Cleaning and Maintaining a large Aquarium – Essential Guide

Taking care of your fish tank requires a bit of regular work, but your fish will thank you for providing them with a clean and happy home. This guide will walk you through all of the steps of a thorough cleaning. Your tank may not require all of these steps at the moment, but this thorough cleaning guide can be followed seasonally to ensure your tank remains grime free.

Although some of these steps (such as plant cleaning) don’t have to be performed often, it helps to know how to when the time comes. We’ll also cover more basic steps, like gravel vacuuming, that you’ll want to perform on a regular basis.

The Basics

Before you begin, let’s cover a couple of points that will help maintain the health of your tank.

When cleaning your aquarium, it’s best to leave the fish in place rather than removing them. Pulling fish from the tank puts unnecessary stress on them and runs the risk of injuring them during transit. You shouldn’t need to pull them during water changes, because you’ll be removing at most 25% of the water.
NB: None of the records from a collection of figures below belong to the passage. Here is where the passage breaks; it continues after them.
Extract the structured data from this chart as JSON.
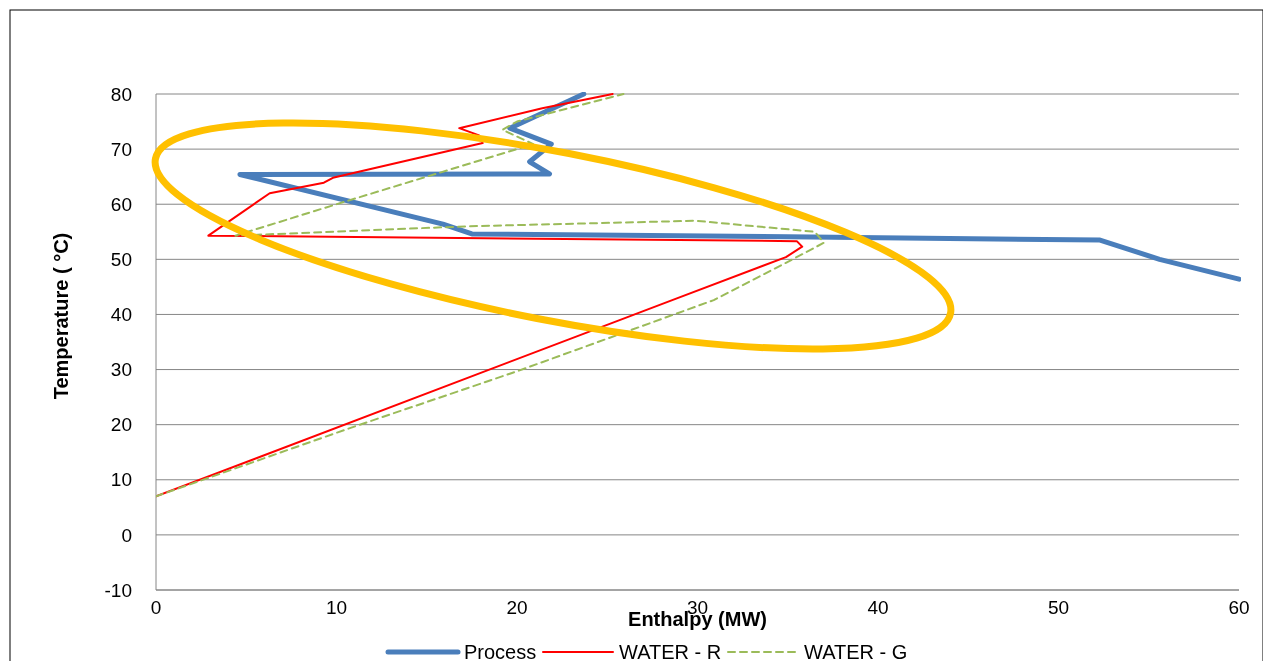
{
  "chart_data": {
    "type": "line",
    "xlabel": "Enthalpy (MW)",
    "ylabel": "Temperature ( °C)",
    "xlim": [
      0,
      60
    ],
    "ylim": [
      -10,
      80
    ],
    "xticks": [
      0,
      10,
      20,
      30,
      40,
      50,
      60
    ],
    "yticks": [
      -10,
      0,
      10,
      20,
      30,
      40,
      50,
      60,
      70,
      80
    ],
    "grid": "y",
    "legend": "bottom",
    "marker": "none",
    "series": [
      {
        "name": "Process",
        "color": "#4a7ebb",
        "line_style": "solid",
        "x": [
          23.7,
          19.6,
          21.9,
          20.7,
          21.8,
          4.65,
          15.9,
          17.5,
          35,
          52.3,
          55.6,
          60
        ],
        "values": [
          80,
          73.8,
          70.9,
          67.7,
          65.5,
          65.4,
          56.4,
          54.6,
          54.1,
          53.5,
          50,
          46.4
        ]
      },
      {
        "name": "WATER - R",
        "color": "#ff0000",
        "line_style": "solid",
        "x": [
          0,
          28.6,
          34.9,
          35.8,
          35.5,
          2.9,
          6.3,
          9.3,
          9.8,
          18.1,
          17.9,
          16.8,
          21.4,
          25.3
        ],
        "values": [
          7,
          42.6,
          50.4,
          52.3,
          53.3,
          54.3,
          62,
          63.9,
          64.8,
          71.1,
          72.5,
          73.8,
          77.4,
          80
        ]
      },
      {
        "name": "WATER - G",
        "color": "#9bbb59",
        "line_style": "dashed",
        "x": [
          0,
          10.5,
          20.1,
          30.9,
          34.8,
          37,
          36.5,
          29.9,
          17.3,
          4.4,
          10,
          20.9,
          19.2,
          20,
          25.9
        ],
        "values": [
          7,
          19.1,
          29.8,
          42.6,
          49.2,
          53,
          55,
          57,
          56,
          54.3,
          60,
          70.9,
          73.5,
          75,
          80
        ]
      }
    ]
  }
}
It shouldn’t be necessary at any point to fully drain your tank – in fact, it’s strongly discouraged. Completely fresh water will remove the beneficial bacteria and reset your nitrogen cycle from scratch, which is something that could kill your fish. Adequate cleaning and a partial water change should be plenty to remedy even the dirtiest of tanks.

For regular cleaning, you can also leave any plants or decorations in place. Only when they become visibly dirty or covered in algae should they be removed, and even then they need to be cleaned using a specific process (something we’ll cover later in this guide).
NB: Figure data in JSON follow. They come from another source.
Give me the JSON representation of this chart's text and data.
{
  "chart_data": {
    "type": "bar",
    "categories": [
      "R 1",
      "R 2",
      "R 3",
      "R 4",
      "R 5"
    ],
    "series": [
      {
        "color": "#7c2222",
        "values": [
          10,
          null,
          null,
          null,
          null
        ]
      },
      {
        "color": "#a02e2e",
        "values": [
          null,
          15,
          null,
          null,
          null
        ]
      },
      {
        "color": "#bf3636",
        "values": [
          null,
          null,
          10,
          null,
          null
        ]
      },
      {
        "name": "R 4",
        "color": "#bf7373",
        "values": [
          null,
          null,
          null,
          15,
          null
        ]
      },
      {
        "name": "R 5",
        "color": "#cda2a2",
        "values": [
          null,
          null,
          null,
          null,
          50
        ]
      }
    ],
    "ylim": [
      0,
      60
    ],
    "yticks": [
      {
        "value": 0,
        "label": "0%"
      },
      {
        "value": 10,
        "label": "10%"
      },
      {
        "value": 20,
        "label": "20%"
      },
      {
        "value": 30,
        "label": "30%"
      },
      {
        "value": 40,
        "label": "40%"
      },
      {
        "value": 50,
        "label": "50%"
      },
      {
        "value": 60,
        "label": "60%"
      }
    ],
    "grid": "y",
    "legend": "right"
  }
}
Finally, never use any type of soap to clean any part of the tank, even if it’s thoroughly rinsed off. The residue left behind (even if it’s not enough to see) can kill your fish.

Regular Cleaning

To perform regular cleaning, you’ll want to start by scraping algae off the sides of the tank. An algae scraper is the best tool for this job, and you’ll want to use a plastic (rather than metal) scraper if your tank is acrylic.

With the sides scraped clean, it’s time to move to the gravel. You’ll want to use a siphon to vacuum the gravel clean. This takes care of two tasks at once, as you can use the siphon to remove water as you clean in preparation for your partial water change.

With the gravel clean, continue using the siphon until the desired amount of water is removed. For weekly cleanings, you’ll be aiming for 10% to 15% of the water – for more thorough cleanings, you’ll want 25% to 30% of it gone. Remember to keep at least half of the water in order to maintain adequate beneficial bacteria levels.

When done, simply top the tank off with fresh water that has already had the chlorine removed using a conditioning treatment. This is the only time you should add water to the tank. Resist the urge to refill water lost due to evaporation between cleanings. It may seem like a good idea, but topping off without removing a portion of the old water will increase the dissolved mineral content of your solution. Over time, this can create an environment that will eventually be unsuitable for aquatic life.

Cleaning Plants, Rocks, and Decorations

Occasionally, you may wish to clean the (non-fish) contents of your tank. Remove them from the tank and scrub under running water. You can use your algae scraper if that makes the process easier. Never use any type of soap.

If the residue is more stubborn, mix a solution of 5% bleach and 95% water in a new bucket that has never been used for any other task (to prevent contamination). Let it soak for 5 minutes, then thoroughly rinse off and allow to air dry before returning to the tank. You can even use this solution to clean living plants, if necessary.

Cleaning the Glass

If you need to clean the glass or any other clear components, such as lights, make sure not to use any commercial or household glass cleaners. These products contain strong chemicals that are highly toxic to fish.

Instead, use a straight vinegar solution, which will remove deposits without introducing harmful chemicals to your tank.


If you follow this guide, you will greatly reduce the odds of harming your fish in the process of cleaning their tank. Remember not to use any cleaners unless they are specifically listed as safe for aquarium use. With ongoing maintenance, you shouldn’t need to thoroughly clean your tank very often. Weekly cleaning can go a long way towards eliminating residue build-up.